A: Applications have indeed bumped up after the election of President Trump. The media narrative changed from “don’t go to law school” to “law school is for the heroes of the resistance!” It also helped that placement numbers finally ameliorated a bit from 2017 forward. There are two reasons for continued vigilance. The first is that the Trump bump may not prove sustainable or permanent. If applications or enrollment slide again, law schools would be right back in hot water.
Second, even if the Trump bump proves lasting, law schools should not and cannot just brush themselves off and return to exactly the behaviors that led to the 2011 collapse in the first place. In particular, law schools must stop continuously ratcheting up tuition faster than inflation and saddling their students with more and more debt. And things that cannot go on forever will not go on forever, and the sooner law schools get a handle on the cost to the students (and eventually to the federal government in terms of loans), the better.
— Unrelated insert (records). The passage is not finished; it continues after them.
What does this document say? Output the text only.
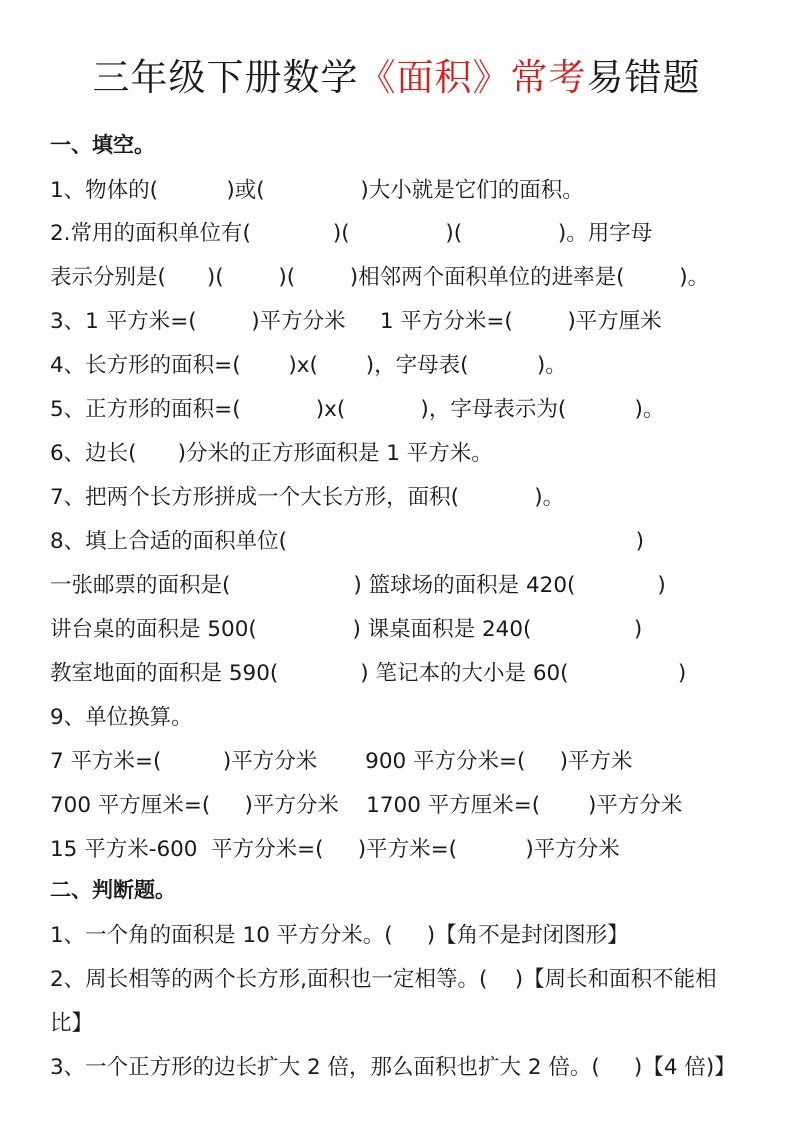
三年级下册数学《面积》常考易错题
一、填空。
1、物体的(          )或(              )大小就是它们的面积。
2.常用的面积单位有(            )(              )(              )。用字母
表示分别是(      )(        )(        )相邻两个面积单位的进率是(        )。
3、1 平方米=(        )平方分米     1 平方分米=(        )平方厘米
4、长方形的面积=(       )x(       )，字母表(          )。
5、正方形的面积=(           )x(           )，字母表示为(          )。
6、边长(      )分米的正方形面积是 1 平方米。
7、把两个长方形拼成一个大长方形，面积(           )。
8、填上合适的面积单位(                                                   )
一张邮票的面积是(                  ) 篮球场的面积是 420(            )
讲台桌的面积是 500(              ) 课桌面积是 240(               )
教室地面的面积是 590(            ) 笔记本的大小是 60(                )
9、单位换算。
7 平方米=(         )平方分米       900 平方分米=(     )平方米
700 平方厘米=(     )平方分米    1700 平方厘米=(       )平方分米
15 平方米-600  平方分米=(     )平方米=(          )平方分米
二、判断题。
1、一个角的面积是 10 平方分米。(     )【角不是封闭图形】
2、周长相等的两个长方形,面积也一定相等。(    )【周长和面积不能相
比】
3、一个正方形的边长扩大 2 倍，那么面积也扩大 2 倍。(     )【4 倍)】
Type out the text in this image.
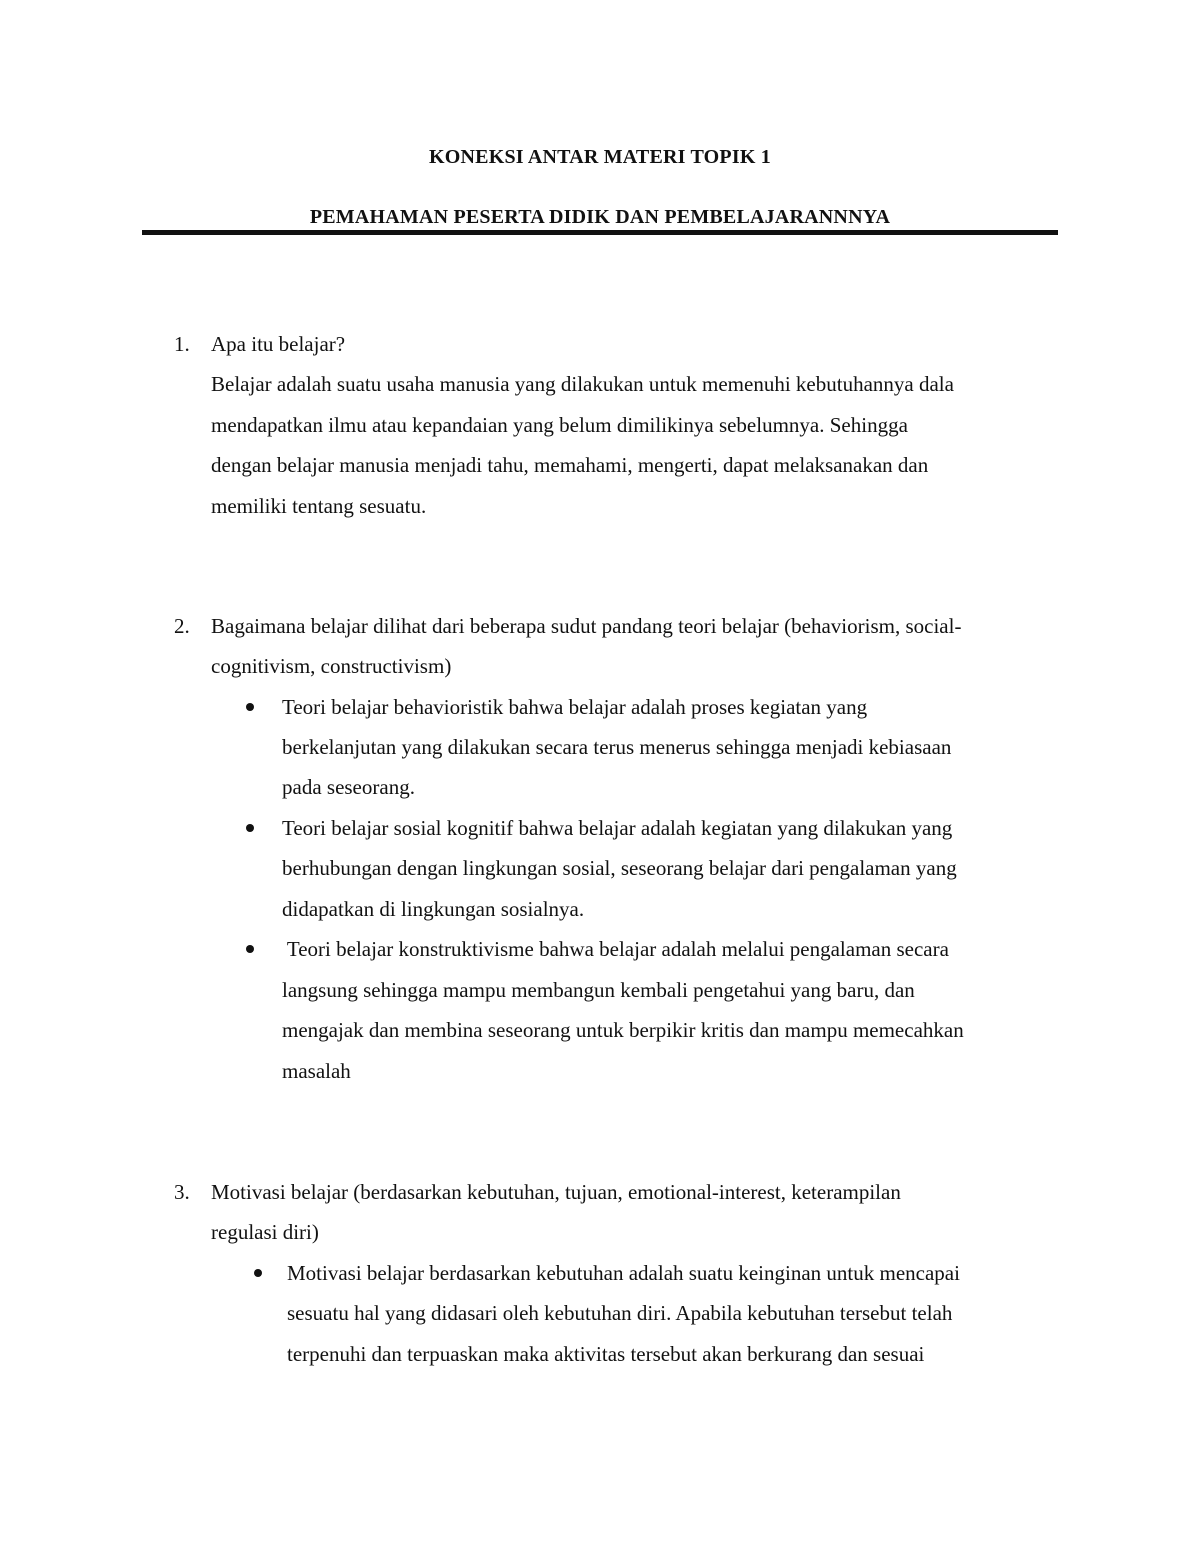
KONEKSI ANTAR MATERI TOPIK 1
PEMAHAMAN PESERTA DIDIK DAN PEMBELAJARANNNYA
1. Apa itu belajar?
Belajar adalah suatu usaha manusia yang dilakukan untuk memenuhi kebutuhannya dala
mendapatkan ilmu atau kepandaian yang belum dimilikinya sebelumnya. Sehingga
dengan belajar manusia menjadi tahu, memahami, mengerti, dapat melaksanakan dan
memiliki tentang sesuatu.
2. Bagaimana belajar dilihat dari beberapa sudut pandang teori belajar (behaviorism, social-
cognitivism, constructivism)
Teori belajar behavioristik bahwa belajar adalah proses kegiatan yang
berkelanjutan yang dilakukan secara terus menerus sehingga menjadi kebiasaan
pada seseorang.
Teori belajar sosial kognitif bahwa belajar adalah kegiatan yang dilakukan yang
berhubungan dengan lingkungan sosial, seseorang belajar dari pengalaman yang
didapatkan di lingkungan sosialnya.
Teori belajar konstruktivisme bahwa belajar adalah melalui pengalaman secara
langsung sehingga mampu membangun kembali pengetahui yang baru, dan
mengajak dan membina seseorang untuk berpikir kritis dan mampu memecahkan
masalah
3. Motivasi belajar (berdasarkan kebutuhan, tujuan, emotional-interest, keterampilan
regulasi diri)
Motivasi belajar berdasarkan kebutuhan adalah suatu keinginan untuk mencapai
sesuatu hal yang didasari oleh kebutuhan diri. Apabila kebutuhan tersebut telah
terpenuhi dan terpuaskan maka aktivitas tersebut akan berkurang dan sesuai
Q: How should law schools change?
A: I have three basic suggestions. The first is the simplest to state, but the hardest to accomplish: law schools must become cheaper, or at least stop continuously outrunning inflation. The current cost and debt levels make law school a much worse investment than it was a generation ago, when placement was stronger and tuition was radically less. In 1985, it cost an average of $2,006 for in-state tuition and $7,526 in tuition for a private law school. In 2018 dollars that tuition is only $4,713 in-state and $17,681 for a private school. The actual 2018 averages are $27,591 for in state and $49,095 for private law schools! Law schools must recognize the changing market and adjust. If they do not, state and federal laws, especially those that subsidize law schools through state support or fully subsidized federal loans, are likely to change, and not to the benefit of law schools.
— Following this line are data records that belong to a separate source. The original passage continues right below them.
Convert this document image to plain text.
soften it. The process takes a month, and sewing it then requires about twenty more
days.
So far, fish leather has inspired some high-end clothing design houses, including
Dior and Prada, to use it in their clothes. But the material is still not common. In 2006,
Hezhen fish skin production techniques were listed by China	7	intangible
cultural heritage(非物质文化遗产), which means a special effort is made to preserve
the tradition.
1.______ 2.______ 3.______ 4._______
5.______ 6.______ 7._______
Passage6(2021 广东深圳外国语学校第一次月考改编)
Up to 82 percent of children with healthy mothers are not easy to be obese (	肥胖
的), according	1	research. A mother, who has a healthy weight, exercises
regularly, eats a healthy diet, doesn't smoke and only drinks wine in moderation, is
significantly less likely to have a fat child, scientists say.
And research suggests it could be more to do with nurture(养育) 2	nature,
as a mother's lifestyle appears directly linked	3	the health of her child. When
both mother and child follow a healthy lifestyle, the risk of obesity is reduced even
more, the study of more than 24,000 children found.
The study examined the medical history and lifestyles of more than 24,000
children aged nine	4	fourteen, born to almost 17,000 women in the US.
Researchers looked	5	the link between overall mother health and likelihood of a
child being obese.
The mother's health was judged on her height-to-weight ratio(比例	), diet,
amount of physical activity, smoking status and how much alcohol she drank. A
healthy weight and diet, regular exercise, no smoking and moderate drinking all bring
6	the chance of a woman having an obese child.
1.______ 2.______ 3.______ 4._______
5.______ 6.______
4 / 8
The second is for law schools to be much more aggressive and forward looking in teaching how to use technology to practice law. This does not mean that law schools should teach every student coding (although having an elective coding class is a good idea). But the lawyers who make it in the future will be the ones who leverage technology to their benefit, allowing them to practice “at the top of their license,” to use Richard Granat’s famous phrase. Technology can replace more rote tasks and allow lawyers to do more highly sophisticated work for more clients for less money. Rather than fearing technology as a competitor, law schools much embrace technology as a key assistant. We need to start teaching students these skills.
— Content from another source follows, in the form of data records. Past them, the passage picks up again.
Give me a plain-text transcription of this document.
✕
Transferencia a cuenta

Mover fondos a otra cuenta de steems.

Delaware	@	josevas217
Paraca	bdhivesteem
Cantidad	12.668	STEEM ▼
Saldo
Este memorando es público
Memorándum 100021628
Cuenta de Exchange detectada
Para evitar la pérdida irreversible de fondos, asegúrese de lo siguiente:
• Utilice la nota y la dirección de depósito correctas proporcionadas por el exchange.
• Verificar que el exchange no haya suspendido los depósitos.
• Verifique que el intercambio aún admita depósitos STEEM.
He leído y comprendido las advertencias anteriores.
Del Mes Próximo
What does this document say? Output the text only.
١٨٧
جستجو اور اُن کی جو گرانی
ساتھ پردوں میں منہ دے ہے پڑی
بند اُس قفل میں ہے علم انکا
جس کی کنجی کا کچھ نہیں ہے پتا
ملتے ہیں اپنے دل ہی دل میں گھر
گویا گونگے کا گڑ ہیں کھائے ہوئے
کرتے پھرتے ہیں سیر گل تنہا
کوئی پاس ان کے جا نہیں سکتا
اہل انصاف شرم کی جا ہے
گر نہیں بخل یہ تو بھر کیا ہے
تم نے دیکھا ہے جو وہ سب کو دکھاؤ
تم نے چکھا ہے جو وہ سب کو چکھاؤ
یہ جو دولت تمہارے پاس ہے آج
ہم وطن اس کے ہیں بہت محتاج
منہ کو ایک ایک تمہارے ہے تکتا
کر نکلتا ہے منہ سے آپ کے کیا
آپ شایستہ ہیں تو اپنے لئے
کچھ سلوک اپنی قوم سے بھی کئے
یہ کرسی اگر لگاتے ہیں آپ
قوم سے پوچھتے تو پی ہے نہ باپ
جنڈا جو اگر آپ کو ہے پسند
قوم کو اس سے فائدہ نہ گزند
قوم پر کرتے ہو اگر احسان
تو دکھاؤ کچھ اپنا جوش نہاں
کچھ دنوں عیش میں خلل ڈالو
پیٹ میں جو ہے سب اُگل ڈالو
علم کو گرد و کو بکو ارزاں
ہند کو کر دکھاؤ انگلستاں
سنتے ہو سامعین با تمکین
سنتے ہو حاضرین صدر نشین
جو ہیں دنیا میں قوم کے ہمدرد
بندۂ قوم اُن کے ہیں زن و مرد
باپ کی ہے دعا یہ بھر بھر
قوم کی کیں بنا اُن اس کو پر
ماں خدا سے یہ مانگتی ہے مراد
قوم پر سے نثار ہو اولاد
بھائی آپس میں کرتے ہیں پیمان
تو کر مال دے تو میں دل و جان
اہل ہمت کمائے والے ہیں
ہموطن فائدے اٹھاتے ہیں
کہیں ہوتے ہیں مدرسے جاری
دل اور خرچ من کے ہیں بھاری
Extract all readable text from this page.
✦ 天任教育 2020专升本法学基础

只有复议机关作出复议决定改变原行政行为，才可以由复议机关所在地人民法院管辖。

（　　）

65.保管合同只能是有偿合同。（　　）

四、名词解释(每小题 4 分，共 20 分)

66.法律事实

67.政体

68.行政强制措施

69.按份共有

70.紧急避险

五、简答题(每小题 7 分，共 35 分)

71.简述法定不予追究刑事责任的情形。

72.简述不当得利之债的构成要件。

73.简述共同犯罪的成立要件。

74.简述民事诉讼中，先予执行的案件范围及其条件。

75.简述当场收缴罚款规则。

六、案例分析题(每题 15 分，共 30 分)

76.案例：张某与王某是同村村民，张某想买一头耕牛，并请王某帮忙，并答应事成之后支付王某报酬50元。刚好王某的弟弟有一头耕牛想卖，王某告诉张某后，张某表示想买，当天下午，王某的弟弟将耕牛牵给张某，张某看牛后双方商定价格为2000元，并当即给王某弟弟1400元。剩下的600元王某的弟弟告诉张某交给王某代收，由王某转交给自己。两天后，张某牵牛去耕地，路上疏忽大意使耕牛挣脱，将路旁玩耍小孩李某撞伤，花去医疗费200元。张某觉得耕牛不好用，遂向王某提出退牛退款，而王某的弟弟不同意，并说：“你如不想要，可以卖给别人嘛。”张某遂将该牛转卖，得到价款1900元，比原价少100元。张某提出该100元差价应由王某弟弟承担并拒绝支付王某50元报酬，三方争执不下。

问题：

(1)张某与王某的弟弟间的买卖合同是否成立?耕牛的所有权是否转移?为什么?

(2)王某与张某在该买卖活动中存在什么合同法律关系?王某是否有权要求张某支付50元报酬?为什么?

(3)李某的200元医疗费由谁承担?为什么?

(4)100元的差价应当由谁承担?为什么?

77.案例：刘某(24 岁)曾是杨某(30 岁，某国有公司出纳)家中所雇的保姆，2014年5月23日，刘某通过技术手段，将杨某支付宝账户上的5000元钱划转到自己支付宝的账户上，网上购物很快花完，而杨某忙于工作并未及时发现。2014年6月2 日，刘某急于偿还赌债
Last, the ABA has moved to regulation that focuses more on law school outputs (bar passage, job placement, attrition, etc.) rather than input measures (the size of the faculty, the number of books in the law library, etc.). This is a good trend, and law schools should take advantage of it by trying different models. That said, there has been too much predatory behavior by some law schools in the last decade, so I’d also encourage the ABA to be ever vigilant. So, law schools should let a thousand flowers bloom, but make sure not to be evil!